Die Bilder, die an Depressionen erkrankte Menschen wählen sind schwarz und tierisch. Das große schwarze Loch scheint abgelöst. Vielleicht liegt es daran, dass sich die tierischen Vertreter*innen gemäß des Befindens eher verkleinern lassen.
Mein Bild ist derweil der große schwarze Vogel, der mir mit dem Schatten seiner gigantischen Flügenspannweite in den letzten Jahren das Leben verdunkelt hat. Derweil bin ich im vierten Jahr – vier Jahre mit viel Hoffnung und Resignation, Vorfreude und Erwartungsängsten, (Selbst)Liebe und (Selbst)Hass. Ein Auf & Ab, unter dem nicht nur ich, sondern auch meine MitMenschen leiden.
Erst die Depression und als wäre das nicht schon heftig genug, sich ihr zu stellen, gesellte sich im vergangenen Jahr die PTBS dazu. Aus dem nichts barst nach mehr als 40 Jahren der perfekten Verdrängung, des perfekten Verschlusses die Schatulle meiner Vergangenheit und ließ die darin eingepferchten Dämonen wieder frei.

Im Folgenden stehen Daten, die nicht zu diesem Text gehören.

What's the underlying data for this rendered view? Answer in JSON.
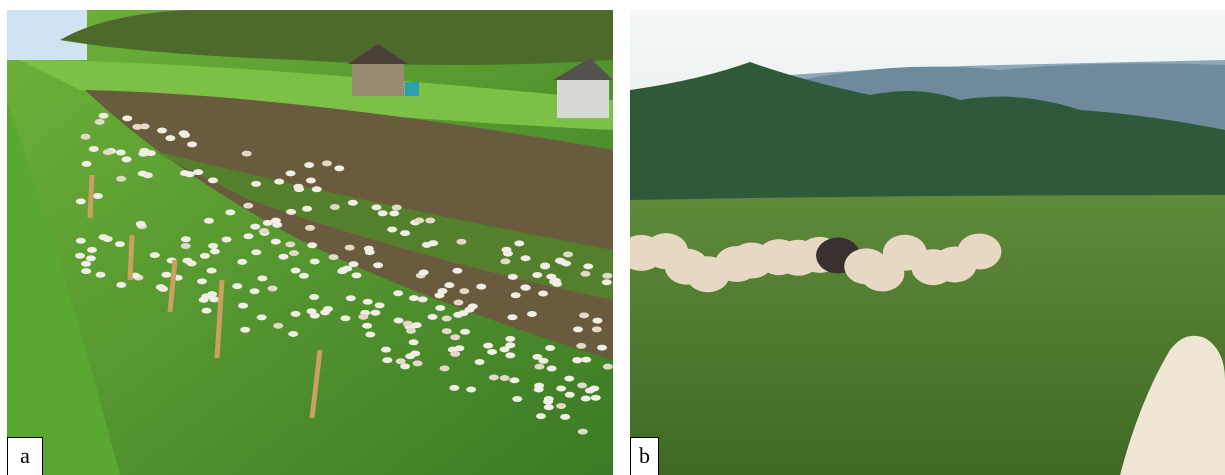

Fand ich es vorher schon extrem schwer, mich meinem großen schwarzen Vogel zu stellen, sollte ich nun schmerzhaft lernen, was wirklich extrem schwer ist. Das alles hätte ohne meine wundervolle Psychologin nicht funktioniert. Ihre Zuwendung, Beharrlichkeit und ja auch Sturheit ließen mich an meine psychischen Grenzen und weit darüber hinweg gehen.
Die Behandlungsmethode schimpft sich IRRT – „Imagery Rescripting & Reprocessing Therapy“
Die IRRT ist eine Therapiemethode zur Behandlung von UNTER ANDEREM PTBS
Visuelle und verbale Interventionen werden kombiniert, um Zugang zu belastenden traumabezogenen Bildern zu gewinnen, diese zu konfrontieren, zu transformieren und emotional zu bewältigen.
Quelle: https://www.irrt-deutschland.de/
Ich habe es gehasst, es hat mir Angst gemacht und mich anfangs unfassbare Überwindung gekostet. Dabei waren die regelmäßigen Videoaufnahmen nicht einmal das Schlimmste – sondern die daran anschließende tägliche Auseinandersetzung damit – das immer wieder selbstständige Ansehen, Anhören.und Dokumentieren.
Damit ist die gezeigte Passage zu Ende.